The United States officially ended its Cold War era treaty with Russia which prohibited the development of ground-launched medium range nuclear missiles. The US claims that Russia has been violating the treaty for years by developing it’s 9M729 missile system. Russia has maintained that the missile system does not violate the treaty. In November 2018, Russian Deputy Foreign Minister Sergei Ryabkov claimed they tested the missile and that it flew within the parameters allowed in the treaty.
The treaty was signed in 1987 by President Ronald Reagan and Soviet President Mikhail Gorbachev and bans U.S. and Russian land-based missiles with a range between 300 and 3,400 miles.
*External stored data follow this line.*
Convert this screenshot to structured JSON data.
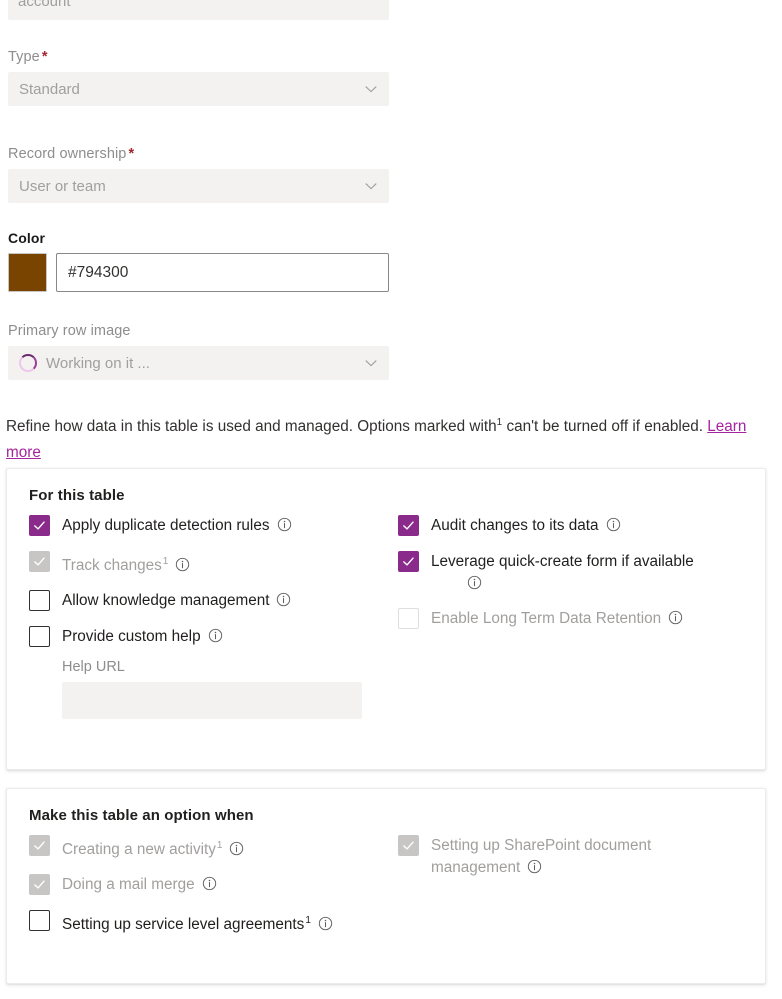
{
  "clipped_field": {
    "value": "account"
  },
  "fields": [
    {
      "label": "Type",
      "required": true,
      "value": "Standard",
      "icon": "chevron-down-icon"
    },
    {
      "label": "Record ownership",
      "required": true,
      "value": "User or team",
      "icon": "chevron-down-icon"
    }
  ],
  "color": {
    "label": "Color",
    "swatch_hex": "#794300",
    "value": "#794300"
  },
  "primary_row_image": {
    "label": "Primary row image",
    "value": "Working on it ...",
    "icon": "spinner-icon",
    "chevron": "chevron-down-icon"
  },
  "description": {
    "text_before": "Refine how data in this table is used and managed. Options marked with",
    "marker": "1",
    "text_after": "can't be turned off if enabled.",
    "link_label": "Learn more",
    "link_color": "#a4239f"
  },
  "cards": [
    {
      "title": "For this table",
      "left_column": [
        {
          "label": "Apply duplicate detection rules",
          "state": "checked",
          "marker": "",
          "info": "info-icon"
        },
        {
          "label": "Track changes",
          "state": "disabled-checked",
          "marker": "1",
          "info": "info-icon"
        },
        {
          "label": "Allow knowledge management",
          "state": "unchecked",
          "marker": "",
          "info": "info-icon"
        },
        {
          "label": "Provide custom help",
          "state": "unchecked",
          "marker": "",
          "info": "info-icon"
        }
      ],
      "right_column": [
        {
          "label": "Audit changes to its data",
          "state": "checked",
          "marker": "",
          "info": "info-icon"
        },
        {
          "label": "Leverage quick-create form if available",
          "state": "checked",
          "marker": "",
          "info": "info-icon",
          "info_on_new_line": true
        },
        {
          "label": "Enable Long Term Data Retention",
          "state": "disabled-unchecked",
          "marker": "",
          "info": "info-icon"
        }
      ],
      "help_url": {
        "label": "Help URL",
        "value": ""
      }
    },
    {
      "title": "Make this table an option when",
      "left_column": [
        {
          "label": "Creating a new activity",
          "state": "disabled-checked",
          "marker": "1",
          "info": "info-icon"
        },
        {
          "label": "Doing a mail merge",
          "state": "disabled-checked",
          "marker": "",
          "info": "info-icon"
        },
        {
          "label": "Setting up service level agreements",
          "state": "unchecked",
          "marker": "1",
          "info": "info-icon"
        }
      ],
      "right_column": [
        {
          "label": "Setting up SharePoint document management",
          "state": "disabled-checked",
          "marker": "",
          "info": "info-icon"
        }
      ]
    }
  ],
  "colors": {
    "accent_purple": "#8a2a8b",
    "link_purple": "#a4239f",
    "required_red": "#a4262c",
    "swatch_brown": "#794300"
  }
}
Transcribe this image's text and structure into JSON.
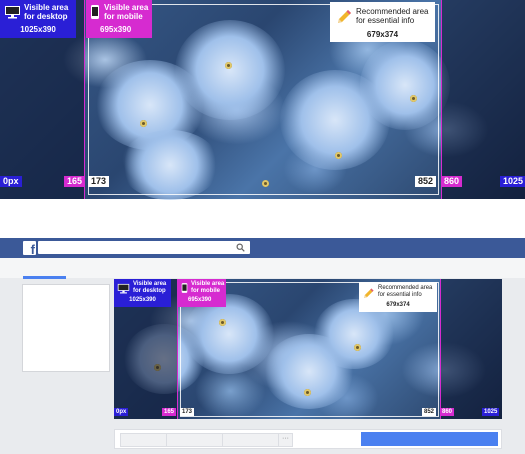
{
  "top_banner": {
    "desktop_label": [
      "Visible area",
      "for desktop",
      "1025x390"
    ],
    "mobile_label": [
      "Visible area",
      "for mobile",
      "695x390"
    ],
    "recommended_label": [
      "Recommended area",
      "for essential info",
      "679x374"
    ],
    "markers": {
      "m0": "0px",
      "m165": "165",
      "m173": "173",
      "m852": "852",
      "m860": "860",
      "m1025": "1025"
    }
  },
  "bottom_banner": {
    "desktop_label": [
      "Visible area",
      "for desktop",
      "1025x390"
    ],
    "mobile_label": [
      "Visible area",
      "for mobile",
      "695x390"
    ],
    "recommended_label": [
      "Recommended area",
      "for essential info",
      "679x374"
    ],
    "markers": {
      "m0": "0px",
      "m165": "165",
      "m173": "173",
      "m852": "852",
      "m860": "860",
      "m1025": "1025"
    }
  },
  "facebook_bar": {
    "logo": "f",
    "search_placeholder": ""
  },
  "colors": {
    "desktop": "#2a1fd6",
    "mobile": "#d62bd0",
    "fb_blue": "#3b5998",
    "button_blue": "#4a80f0"
  },
  "icons": {
    "desktop": "monitor-icon",
    "mobile": "phone-icon",
    "pencil": "pencil-icon",
    "search": "search-icon"
  }
}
The United States first alleged in its July 2014 Compliance Report that Russia is in violation of its INF Treaty obligations “not to possess, produce, or flight-test” a ground-launched cruise missile having a range of 500 to 5,500 kilometers or “to possess or produce launchers of such missiles.” Subsequent State Department assessments from 2015, 2016, 2017, and 2018 repeated these allegations. Secretary Mike Pompeo wrote on Twitter early Friday morning, “On Feb 2nd, 2019 the U.S. gave Russia six months to return to compliance with the Intermediate-Range Nuclear Forces Treaty. Russia refused, so the treaty ends today. The U.S. will not remain party to a treaty when others violate it. Russia bears sole responsibility.”
Russian President Vladimir Putin said in a televised meeting with his defense and foreign ministers, “Our American partners have announced the suspension of their participation in the treaty, so we will suspend as well. We will wait until our partners are ready to carry out an equal, substantial dialogue with us on this very important topic—for us, for our partners, and for the whole world.” Putin ordered officials not to initiate any talks on disarmament.
France, Germany and other NATO allies have backed America's claim that Russia has been violating the treaty. Nato Secretary General Jens Stoltenberg said the transatlantic alliance would "respond in a measured and responsible way to the significant risks posed by the Russian 9M729 missile to allied security". He added that NATO "does not want a new arms race" and confirmed there were no plans for the alliance to deploy land-based nuclear missiles of its own in Europe. Last month, he told the BBC that the Russian missiles were nuclear-capable, mobile, very hard to detect, and could reach European cities within minutes.
The US already planned to start testing a new class of missiles later this summer. However, the new missiles are most likely to be deployed to counter China, which has amassed an imposing missile arsenal and is now seen as a much more formidable long-term strategic rival than Russia.
Mark Fitzpatrick, executive director of the non-proliferation program at the Washington-based International Institute for Strategic Studies, is worried the dissolution of arms control treaties will bring the world closer to a new arms race. "Nothing good will come out of the US withdrawal, the Trump administration has made a huge mistake. It's a breakdown of arms control. It's a breakdown of trust between US and Russia. The US will have problems with its European allies, and it will engage in a new arms race with China as well." The one major arms control treaty remaining with Russia is the far larger one called New START, which appears unlikely to be renewed when it expires in less than two years.
UN Secretary General Antonio Guterres told reporters Thursday that the treaty's expiration means "the world will lose an invaluable brake on nuclear war. This will likely heighten, not reduce, the threat posed by ballistic missiles." He urged the US and Russia to "urgently seek agreement on a new common path for international arms control."
Correction: A previous version of this story included an analyst’s opinion in the graphic.